Expand description

Callback interfaces are traits specified in UDL which can be implemented by foreign languages.

Using callback interfaces

  1. Define a Rust trait.

This toy example defines a way of Rust accessing a key-value store exposed by the host operating system (e.g. the key chain).

trait Keychain: Send {
  fn get(&self, key: String) -> Option<String>;
  fn put(&self, key: String, value: String);
}
  1. Define a callback interface in the UDL
callback interface Keychain {
    string? get(string key);
    void put(string key, string data);
};
  1. And allow it to be passed into Rust.

Here, we define a constructor to pass the keychain to rust, and then another method which may use it.

In UDL:

object Authenticator {
    constructor(Keychain keychain);
    void login();
}

In Rust:

struct Authenticator {
  keychain: Box<dyn Keychain>,
}

impl Authenticator {
  pub fn new(keychain: Box<dyn Keychain>) -> Self {
    Self { keychain }
  }
  pub fn login(&self) {
    let username = self.keychain.get("username".into());
    let password = self.keychain.get("password".into());
  }
}
  1. Create an foreign language implementation of the callback interface.

In this example, here’s a Kotlin implementation.

class AndroidKeychain: Keychain {
    override fun get(key: String): String? {
        // … elide the implementation.
        return value
    }
    override fun put(key: String) {
        // … elide the implementation.
    }
}
  1. Pass the implementation to Rust.

Again, in Kotlin

val authenticator = Authenticator(AndroidKeychain())
authenticator.login()

How it works.

High level

Uniffi generates a protocol or interface in client code in the foreign language must implement.

For each callback interface, a CallbackInternals (on the Foreign Language side) and ForeignCallbackInternals (on Rust side) manages the process through a ForeignCallback.
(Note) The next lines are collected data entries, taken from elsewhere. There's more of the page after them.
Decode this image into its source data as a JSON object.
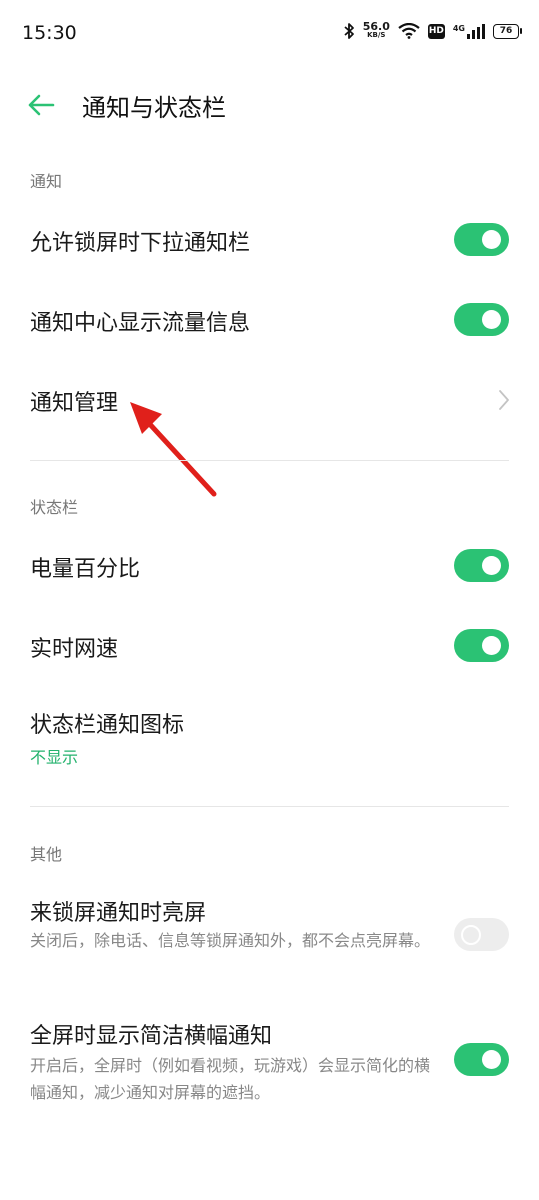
{
  "status_bar": {
    "time": "15:30",
    "speed_value": "56.0",
    "speed_unit": "KB/S",
    "hd": "HD",
    "network": "4G",
    "battery": "76"
  },
  "header": {
    "title": "通知与状态栏"
  },
  "sections": {
    "notify": {
      "label": "通知",
      "lockscreen_pull": "允许锁屏时下拉通知栏",
      "traffic_info": "通知中心显示流量信息",
      "manage": "通知管理"
    },
    "statusbar": {
      "label": "状态栏",
      "battery_pct": "电量百分比",
      "net_speed": "实时网速",
      "notify_icon": "状态栏通知图标",
      "notify_icon_value": "不显示"
    },
    "other": {
      "label": "其他",
      "wake_screen": "来锁屏通知时亮屏",
      "wake_screen_desc": "关闭后，除电话、信息等锁屏通知外，都不会点亮屏幕。",
      "banner": "全屏时显示简洁横幅通知",
      "banner_desc": "开启后，全屏时（例如看视频，玩游戏）会显示简化的横幅通知，减少通知对屏幕的遮挡。"
    }
  },
  "toggles": {
    "lockscreen_pull": true,
    "traffic_info": true,
    "battery_pct": true,
    "net_speed": true,
    "wake_screen": false,
    "banner": true
  },
  "colors": {
    "accent": "#2bc274",
    "annotation_arrow": "#e0201b"
  },
  "icons": {
    "back": "back-arrow-icon",
    "chevron": "chevron-right-icon",
    "annotation": "red-arrow-annotation"
  }
}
There is one ForeignCallback per callback interface.

Passing a callback interface implementation from foreign language (e.g. AndroidKeychain) into Rust causes the KeychainCallbackInternals to store the instance in a handlemap.

The object handle is passed over to Rust, and used to instantiate a struct KeychainProxy which implements the trait. This proxy implementation is generate by Uniffi. The KeychainProxy object is then passed to client code as Box<dyn Keychain>.

Methods on KeychainProxy objects (e.g. self.keychain.get("username".into())) encode the arguments into a RustBuffer. Using the ForeignCallback, it calls the CallbackInternals object on the foreign language side using the object handle, and the method selector.

The CallbackInternals object unpacks the arguments from the passed buffer, gets the object out from the handlemap, and calls the actual implementation of the method.

If there’s a return value, it is packed up in to another RustBuffer and used as the return value for ForeignCallback. The caller of ForeignCallback, the KeychainProxy unpacks the returned buffer into the correct type and then returns to client code.

Structs

Struct to hold a foreign callback.

Constants

The method index used by the Drop trait to communicate to the foreign language side that Rust has finished with it, and it can be deleted from the handle map.

Type Definitions

ForeignCallback is the Rust representation of a foreign language function. It is the basis for all callbacks interfaces. It is registered exactly once per callback interface, at library start up time. Calling this method is only done by generated objects which mirror callback interfaces objects in the foreign language.